Super Albinar MC Auto Zoom 1:3.5 f=38~70mm 52 lens NO. 806860

Super Takumar 1:4/300

Super Takumar 1:4/200

Super Takumar 1:2.8/105

Auto Strobonar 332 w/ a charger

Pro Auto 3x Converter

Theres a separate lens cover sorta lookin thing with a blue tint to it that says: Vivitar VMC 80B 49mm 



All of these things have their original cases and straps and etc and they were all made in Japan. They're all in really good condition, minus a few scratches here and there from just.. being old. haha

So anyways, I really don't know anything about this stuff, any help would be really awesome :]

Thanks,

Jeremy


----------



## compur (May 29, 2009)

Values depend on their condition which can only be determined through
inspection by a person knowledgeable in this type of equipment.


----------



## JMEarman (May 29, 2009)

Thanks for the reply

So, how would you suggest I go about this? Looking at them and moving things around etc I haven't found anything to be wrong. I understand there are things I definitely could not judge considering my lack of knowledge on the subject, but assuming nothing at all was wrong with any of them, what should I do?

-Jeremy


----------



## compur (May 29, 2009)

I wouldn't assume nothing is wrong with them.  Those lenses were
made at least 30+ years ago. They're well made and may be fine
or they may not.  Drying or migrating lubricants and fungus can 
ruin a lens even if it was never used over that amount of time. 

If your purpose is to sell them, I suggest listing them  as auction items on
eBay with photos and descriptions to the best of your knowledge and
giving bidders an idea of your knowledge (or lack of it) in the area of
vintage photo equipment.  Then let the auction process decide the selling
prices. Many people sell photo equipment on eBay that way. 

You can also list it in craig's list or a similar place and sell it on a "best offer"
basis.

Aside from taking the stuff to an expert and getting a free and hopefully
honest appraisal, there's really not much else you can do.


----------



## JMEarman (May 29, 2009)

Thanks for all your help. I'm gonna take your advice on the professional help. I looked on the net for some local photography places and I have found quite a few, I think what I'm going to do is ask them to take a look at them and see what the deal is. Yeah i KNOW some of these were bought in the early 70's. My brother got them at an auction to start using for himself but decided he wasn't going to get into them.
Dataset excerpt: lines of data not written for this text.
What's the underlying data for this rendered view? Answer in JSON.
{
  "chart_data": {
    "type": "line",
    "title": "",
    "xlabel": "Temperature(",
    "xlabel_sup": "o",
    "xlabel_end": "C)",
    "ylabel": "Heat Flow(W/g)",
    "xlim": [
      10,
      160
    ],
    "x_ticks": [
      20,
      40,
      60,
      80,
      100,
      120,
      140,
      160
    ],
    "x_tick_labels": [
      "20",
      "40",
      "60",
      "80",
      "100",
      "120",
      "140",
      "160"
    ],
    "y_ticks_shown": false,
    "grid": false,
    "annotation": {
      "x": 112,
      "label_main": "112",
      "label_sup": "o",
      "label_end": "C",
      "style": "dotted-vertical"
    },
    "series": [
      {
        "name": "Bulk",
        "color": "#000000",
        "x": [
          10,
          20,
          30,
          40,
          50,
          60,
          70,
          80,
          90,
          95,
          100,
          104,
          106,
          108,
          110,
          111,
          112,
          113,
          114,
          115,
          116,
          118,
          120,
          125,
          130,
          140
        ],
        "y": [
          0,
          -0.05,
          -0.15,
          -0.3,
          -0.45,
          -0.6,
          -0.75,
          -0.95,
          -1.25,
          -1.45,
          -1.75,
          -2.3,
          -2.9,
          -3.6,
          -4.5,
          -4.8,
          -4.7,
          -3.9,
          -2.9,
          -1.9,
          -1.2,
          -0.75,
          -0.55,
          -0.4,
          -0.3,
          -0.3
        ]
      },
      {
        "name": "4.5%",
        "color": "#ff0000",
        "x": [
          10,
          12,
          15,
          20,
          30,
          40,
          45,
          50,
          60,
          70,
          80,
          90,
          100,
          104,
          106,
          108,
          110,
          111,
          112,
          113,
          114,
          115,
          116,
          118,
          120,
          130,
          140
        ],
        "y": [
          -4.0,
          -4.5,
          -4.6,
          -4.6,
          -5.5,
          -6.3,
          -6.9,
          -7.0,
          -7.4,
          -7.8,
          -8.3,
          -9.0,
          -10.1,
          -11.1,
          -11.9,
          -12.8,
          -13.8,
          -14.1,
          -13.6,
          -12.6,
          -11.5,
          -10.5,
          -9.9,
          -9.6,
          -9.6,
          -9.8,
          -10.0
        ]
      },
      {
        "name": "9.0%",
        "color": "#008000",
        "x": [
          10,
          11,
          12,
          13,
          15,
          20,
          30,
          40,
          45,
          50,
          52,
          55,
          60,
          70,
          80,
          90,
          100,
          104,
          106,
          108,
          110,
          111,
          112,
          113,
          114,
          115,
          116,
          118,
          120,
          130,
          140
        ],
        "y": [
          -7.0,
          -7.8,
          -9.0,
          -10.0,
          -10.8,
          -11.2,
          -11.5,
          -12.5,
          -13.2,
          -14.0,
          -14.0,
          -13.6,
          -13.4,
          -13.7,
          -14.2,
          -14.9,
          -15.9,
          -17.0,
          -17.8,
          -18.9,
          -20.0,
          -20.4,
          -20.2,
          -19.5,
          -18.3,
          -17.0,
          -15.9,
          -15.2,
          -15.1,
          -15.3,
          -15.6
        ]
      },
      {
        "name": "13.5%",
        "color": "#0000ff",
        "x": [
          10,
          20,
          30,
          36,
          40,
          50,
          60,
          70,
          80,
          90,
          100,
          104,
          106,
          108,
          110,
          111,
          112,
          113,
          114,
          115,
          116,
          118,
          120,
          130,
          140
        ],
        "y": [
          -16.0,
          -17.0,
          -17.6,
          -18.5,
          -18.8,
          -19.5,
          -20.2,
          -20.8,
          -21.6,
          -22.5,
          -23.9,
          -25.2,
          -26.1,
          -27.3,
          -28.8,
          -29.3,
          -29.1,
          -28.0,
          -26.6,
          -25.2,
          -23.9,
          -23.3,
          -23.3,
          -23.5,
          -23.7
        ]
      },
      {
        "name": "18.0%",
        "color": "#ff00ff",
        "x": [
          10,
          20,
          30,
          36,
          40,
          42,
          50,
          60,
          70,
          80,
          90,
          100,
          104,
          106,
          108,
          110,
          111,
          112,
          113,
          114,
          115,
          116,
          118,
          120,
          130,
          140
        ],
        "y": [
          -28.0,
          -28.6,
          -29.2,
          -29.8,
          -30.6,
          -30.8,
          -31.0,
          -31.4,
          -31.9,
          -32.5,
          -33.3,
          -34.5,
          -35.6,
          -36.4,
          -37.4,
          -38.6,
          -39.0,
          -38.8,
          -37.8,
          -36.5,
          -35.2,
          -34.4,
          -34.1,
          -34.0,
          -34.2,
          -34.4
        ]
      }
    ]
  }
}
So when he gave the stuff to me i looked through it and found a receipt dating back to april 1972 with some of the items listed on it lol

Thanks for your help

-Jeremy


----------



## Mike_E (May 29, 2009)

Why don't you do a little bit of reading and run 4 or 5 rolls of film through it.

It would not take too much to get the rudiments down and you might decide you like it.

You have what sounds like a great kit (if it all works), give it a chance.  You can always sell it later.

Let us know if you would like some links for free information.

mike


----------



## JMEarman (May 30, 2009)

Hello again. I got a friend to look at them and he said he was pretty impressed and they all worked perfectly, but he was unsure about where or how to sell them online. 

I'm sorry to keep pushing the whole matter, but now that I've confirmed they work exactly how they should and are in great condition, can someone give me some advice on where to start?

Mike E, I would get into photography but I've to many hobbies as it is. I don't feel like I could do this equipment justice haha. 

-Jeremy


----------



## compur (May 30, 2009)

www.eBay.com


----------



## Mike_E (May 30, 2009)

Meh, I'll give you $35 for it.  I know a kid at church that would use it.


----------



## Torus34 (May 31, 2009)

Should you eBay the gear, you might do better to list the items separately.  The Super-Takomar 105mm lens, for example, is widely sought and should fetch a nice price.


----------